Principi di diritto (Massima)
Nei giudizi di conto per i quali è sempre fissata l’udienza a norma dell’art. 147, comma 3, lett. a), c.g.c., il conto compilato d’ufficio è sottoposto a verifica giurisdizionale con le garanzie piene del contraddittorio. Accertato il riversamento delle somme all’ente, la Sezione dispone il discarico dell’agente contabile. Il provvedimento definitorio deve però recare la statuizione sulle spese di giustizia, applicandosi i principi della giurisdizione contenziosa; esse si liquidano secondo il principio della soccombenza virtuale, in forza dell’art. 31 c.g.c. e del rinvio esterno dell’art. 7 c.g.c.

Il Fatto

Il giudizio di conto riguarda la gestione dell’esercizio 2018 relativa all’imposta di soggiorno riscossa a carico degli ospiti di una struttura ricettiva. Il conto, non depositato dall’agente contabile nei termini, è stato compilato d’ufficio dal Magistrato relatore, che ne ha rimesso l’iscrizione a ruolo dell’udienza ai sensi dell’art. 147 c.g.c.

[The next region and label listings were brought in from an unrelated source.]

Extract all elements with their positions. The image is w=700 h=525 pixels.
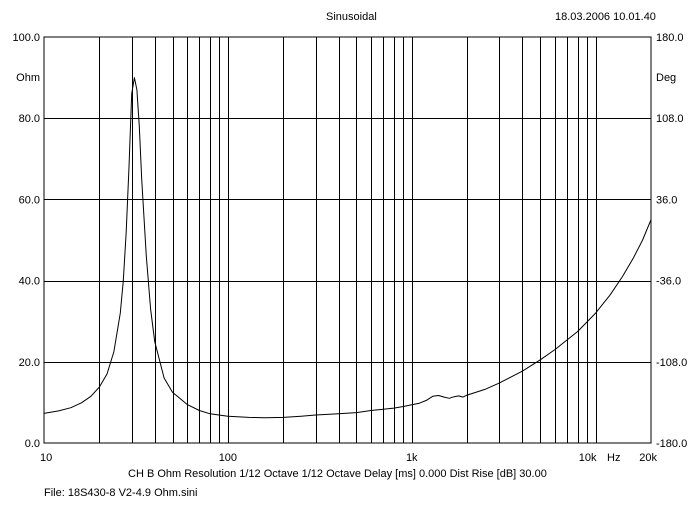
file-name: File: 18S430-8 V2-4.9 Ohm.sini	[44, 487, 198, 499]
x-tick-label: 10	[40, 452, 52, 464]
x-tick-label: 20k	[639, 452, 657, 464]
y-tick-label-left: 100.0	[12, 32, 40, 44]
y-tick-label-right: 36.0	[656, 194, 677, 206]
y-tick-label-left: 60.0	[19, 194, 40, 206]
y-tick-label-right: -108.0	[656, 357, 687, 369]
y-tick-label-left: 20.0	[19, 357, 40, 369]
x-tick-label: 1k	[406, 452, 418, 464]
y-axis-unit-left: Ohm	[16, 72, 40, 84]
x-tick-label: 10k	[579, 452, 597, 464]
timestamp: 18.03.2006 10.01.40	[555, 11, 656, 23]
grid	[43, 36, 652, 444]
y-tick-label-right: -36.0	[656, 276, 681, 288]
chart-title: Sinusoidal	[326, 11, 377, 23]
y-tick-label-left: 80.0	[19, 113, 40, 125]
y-tick-label-left: 0.0	[25, 438, 40, 450]
x-tick-label: 100	[219, 452, 237, 464]
footer-settings: CH B Ohm Resolution 1/12 Octave 1/12 Oct…	[128, 468, 547, 480]
y-tick-label-right: -180.0	[656, 438, 687, 450]
y-tick-label-right: 180.0	[656, 32, 684, 44]
tick-labels: 100.0 80.0 60.0 40.0 20.0 0.0 Ohm 180.0 108.0 36.…	[12, 32, 687, 464]
impedance-curve	[43, 77, 652, 419]
y-tick-label-right: 108.0	[656, 113, 684, 125]
plot-frame	[43, 36, 652, 444]
y-tick-label-left: 40.0	[19, 276, 40, 288]
x-axis-unit: Hz	[607, 452, 620, 464]
y-axis-unit-right: Deg	[656, 72, 676, 84]
series-layer	[43, 77, 652, 419]
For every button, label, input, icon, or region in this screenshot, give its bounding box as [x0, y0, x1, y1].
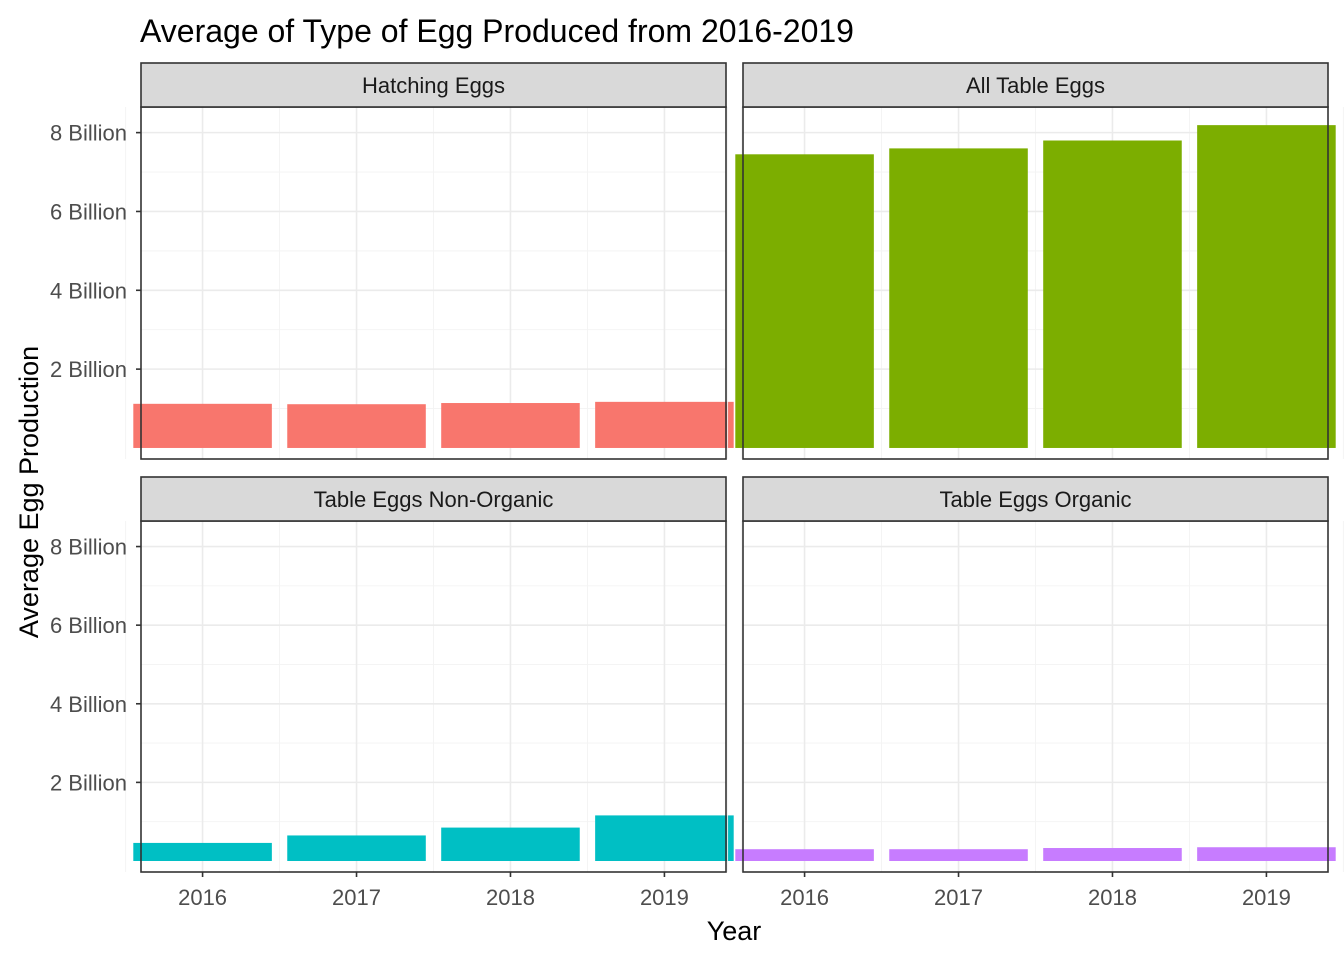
y-tick-label: 2 Billion — [50, 770, 127, 795]
y-tick-label: 4 Billion — [50, 692, 127, 717]
facet-strip-label: All Table Eggs — [966, 73, 1105, 98]
bar — [287, 404, 426, 448]
x-axis-title: Year — [707, 916, 762, 946]
bar — [1197, 847, 1336, 861]
x-tick-label: 2017 — [332, 885, 381, 910]
facet-panel: All Table Eggs — [727, 62, 1344, 460]
bar — [441, 403, 580, 448]
x-tick-label: 2017 — [934, 885, 983, 910]
bar — [1043, 848, 1182, 861]
facet-strip — [742, 476, 1329, 522]
facet-strip-label: Table Eggs Non-Organic — [314, 487, 554, 512]
facet-strip — [140, 476, 727, 522]
x-tick-label: 2016 — [178, 885, 227, 910]
facet-strip — [140, 62, 727, 108]
bar — [1043, 140, 1182, 448]
bar — [735, 154, 874, 448]
facet-panel: Table Eggs Organic 2016 2017 2018 2019 — [727, 476, 1344, 910]
x-tick-label: 2019 — [1242, 885, 1291, 910]
bar — [595, 401, 734, 448]
bar — [595, 815, 734, 861]
bar — [133, 403, 272, 448]
bar — [889, 148, 1028, 448]
y-axis-title: Average Egg Production — [14, 346, 44, 638]
y-tick-label: 4 Billion — [50, 278, 127, 303]
facet-panel: Table Eggs Non-Organic 2 Billion 4 Billion… — [50, 476, 742, 910]
x-tick-label: 2019 — [640, 885, 689, 910]
bar — [441, 827, 580, 861]
bar — [287, 835, 426, 861]
chart-title: Average of Type of Egg Produced from 201… — [140, 13, 854, 49]
facet-strip-label: Hatching Eggs — [362, 73, 505, 98]
facet-strip-label: Table Eggs Organic — [940, 487, 1132, 512]
x-tick-label: 2016 — [780, 885, 829, 910]
bar — [1197, 125, 1336, 448]
bar — [889, 849, 1028, 861]
x-tick-label: 2018 — [1088, 885, 1137, 910]
y-tick-label: 8 Billion — [50, 121, 127, 146]
facet-panel: Hatching Eggs 2 Billion 4 Billion 6 Billion… — [50, 62, 742, 460]
y-tick-label: 6 Billion — [50, 613, 127, 638]
bar — [133, 842, 272, 861]
facet-strip — [742, 62, 1329, 108]
y-tick-label: 2 Billion — [50, 357, 127, 382]
facet-panels: Hatching Eggs 2 Billion 4 Billion 6 Billion… — [50, 62, 1344, 910]
y-tick-label: 6 Billion — [50, 199, 127, 224]
bar — [735, 849, 874, 861]
y-tick-label: 8 Billion — [50, 535, 127, 560]
x-tick-label: 2018 — [486, 885, 535, 910]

La Procura contabile, con memoria tempestiva, ha rilevato l’avvenuto riversamento al Comune delle somme introitate e ha concluso per il discarico, chiedendo inoltre la condanna dell’agente alle spese di giudizio in applicazione del principio di causalità. L’agente contabile non è comparso all’udienza.

La Motivazione della Corte

La Sezione muove dall’art. 147 c.g.c., che disciplina la fissazione dell’udienza e, al comma 3, individua le ipotesi in cui essa è sempre disposta, tra cui i conti compilati d’ufficio non depositati. La norma, rileva la Corte, non è ius novum: riproduce il contenuto dell’art. 34, lett. a), R.D. n. 1038/1933 e persegue la finalità di garantire in ogni caso la verifica della piena regolarità del conto compilato d’ufficio.

Il transito dalla fase istruttoria a quella processuale assume natura cautelativa e si svolge nel rispetto delle garanzie del giusto processo, prima fra tutte il contraddittorio. La Corte richiama, sul punto, Cass. civ., Sez. Un., n. 14891 del 2010, che qualifica la fase come dialettica, connotata da cognizione piena e contraddittorio con il contabile.

Nel merito, accertato il riversamento delle somme all’Amministrazione comunale, risultano integrati i presupposti per il discarico del conto. Ciò non fa venir meno l’obbligo dell’agente di rifondere all’ente le spese sostenute per la compilazione d’ufficio e di onorare la sanzione pecuniaria già comminata dal Giudice designato.

Sul regime delle spese la Corte distingue: nel caso dell’art. 146 c.g.c. o dell’estinzione ex art. 150 c.g.c. difetta la contrapposizione tra tesi e antitesi che giustifica la pronuncia, come nella iurisdictio inter volentes; diversamente accade quando l’udienza di discussione è fissata ai sensi degli artt. 147-148 c.g.c., dove trovano applicazione tutti i principi della giurisdizione contenziosa. Ne consegue che il provvedimento definitorio deve recare la statuizione sulle spese.

Trova quindi applicazione l’art. 31 c.g.c., con esclusione del secondo comma, e il rinvio esterno dell’art. 7 c.g.c., che integra la disciplina processuale contabile. Poiché il mancato deposito ha reso necessaria la celebrazione del processo, le spese si liquidano secondo il principio della soccombenza virtuale, come già affermato da Cass. civ., Sez. I, ord. n. 21823 del 2021. La Corte discarica l’agente contabile e lo condanna alle spese di giustizia, liquidate in € 64,00.

Nota della Redazione

Ogni decisione citata è verificata sul provvedimento originale. Quando il documento può essere legittimamente ripubblicato senza esporre dati personali, mettiamo a disposizione anche il testo integrale.